Ambientado em 2000, principalmente por causa de algumas gotas de agulha e tecnologia telefônica antiga, "Holland" começa com Nancy interrogando uma babá chamada Candy (Rachel Sennott), que Nancy está convencida de que roubou um brinco. Isso deixa Nancy em uma temperatura suspeita que sobe quando Fred faz outra viagem de negócios.

Será que os optometristas realmente têm tantas conferências? E por que ela encontrou uma passagem amassada de Madison, Wisconsin, quando ele deveria estar do outro lado de Michigan? Suspeitando que Fred está tendo um caso, Nancy parte em uma investigação amadora com um colega professor da escola chamado Dave Delgado (Gael García Bernal), que tem um evidente interesse romântico com Nancy.



À medida que os dois se aproximam da verdade sobre Fred, eles se aproximam um do outro, e o filme flerta com o humor por trás da ideia de que duas pessoas tentando provar a infidelidade a cometeriam elas mesmas.

Por sua vez, Nancy tem um passado obscuro do qual o seu respeitado marido a resgatou.

Mas Nancy é o tipo de mulher que quer ser uma esposa e mãe perfeita, mas também quer um pouco de mistério em sua vida e responde à atração do novo e bonito professor de sua escola. Ela é um tubarão suburbano, sempre nadando em direção a um objetivo quase impossível de manter sua reputação imaculada na comunidade, manter sua família unida e ter um caso com Dave. Enquanto suspeita da infidelidade de Fred.

A gnose americana – Alerta de Spoilers à frente

A investigação de Nancy e Dave logo confirma que Fred está realmente tramando algo suspeito – com a dupla descobrindo de tudo, desde algemas, roupas íntimas e até petiscos para cachorro, entre seus pertences no quarto de hotel.



Mas o maior avanço acontece quando Nancy decide dar uma olhada mais de perto na grande maquete ferroviária pela qual Fred fica obcecado durante boa parte do filme.

Ela percebe que, escondidos em várias casas da maquete, estão nomes de mulheres — e uma pesquisa mais aprofundada revela que todas são mulheres jovens que foram assassinadas nos últimos anos.

Acontece que Fred não é apenas um adúltero em série, ele é um assassino em série. E ele vem marcando suas vítimas e os locais de suas mortes em sua amada maquete. 
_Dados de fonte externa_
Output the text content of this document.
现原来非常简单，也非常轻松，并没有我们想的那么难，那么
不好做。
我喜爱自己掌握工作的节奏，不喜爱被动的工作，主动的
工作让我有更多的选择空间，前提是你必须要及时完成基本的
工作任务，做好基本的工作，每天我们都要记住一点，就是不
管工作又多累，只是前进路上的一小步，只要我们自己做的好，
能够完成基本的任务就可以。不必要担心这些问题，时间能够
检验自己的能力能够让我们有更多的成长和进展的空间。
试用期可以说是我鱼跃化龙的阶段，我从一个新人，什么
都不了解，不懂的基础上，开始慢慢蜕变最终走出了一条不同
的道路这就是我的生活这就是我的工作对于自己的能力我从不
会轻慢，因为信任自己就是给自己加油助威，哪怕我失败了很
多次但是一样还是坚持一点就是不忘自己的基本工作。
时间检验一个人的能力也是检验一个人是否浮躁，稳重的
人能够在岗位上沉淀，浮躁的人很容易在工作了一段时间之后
Esse é o novíssimo gótico americano. Nem o gótico europeu (com seus castelos e masmorras sombrias) e nem o gótico americano (o horror das cabanas remotas em meio de florestas escuras). Holland nos lembra desse novíssimo gótico americano, sugerido em produções de David Lynch e Sam Mendes: o horror e a violência ocultado pelo artifício hiper-real de uma América que desistiu da História para mergulhar no simulacro e na simulação.

Um gótico florido, iluminado, de cercas e canteiros lindamente pintados e organizados. Que revela uma nação com uma relação mal resolvida com sua própria identidade.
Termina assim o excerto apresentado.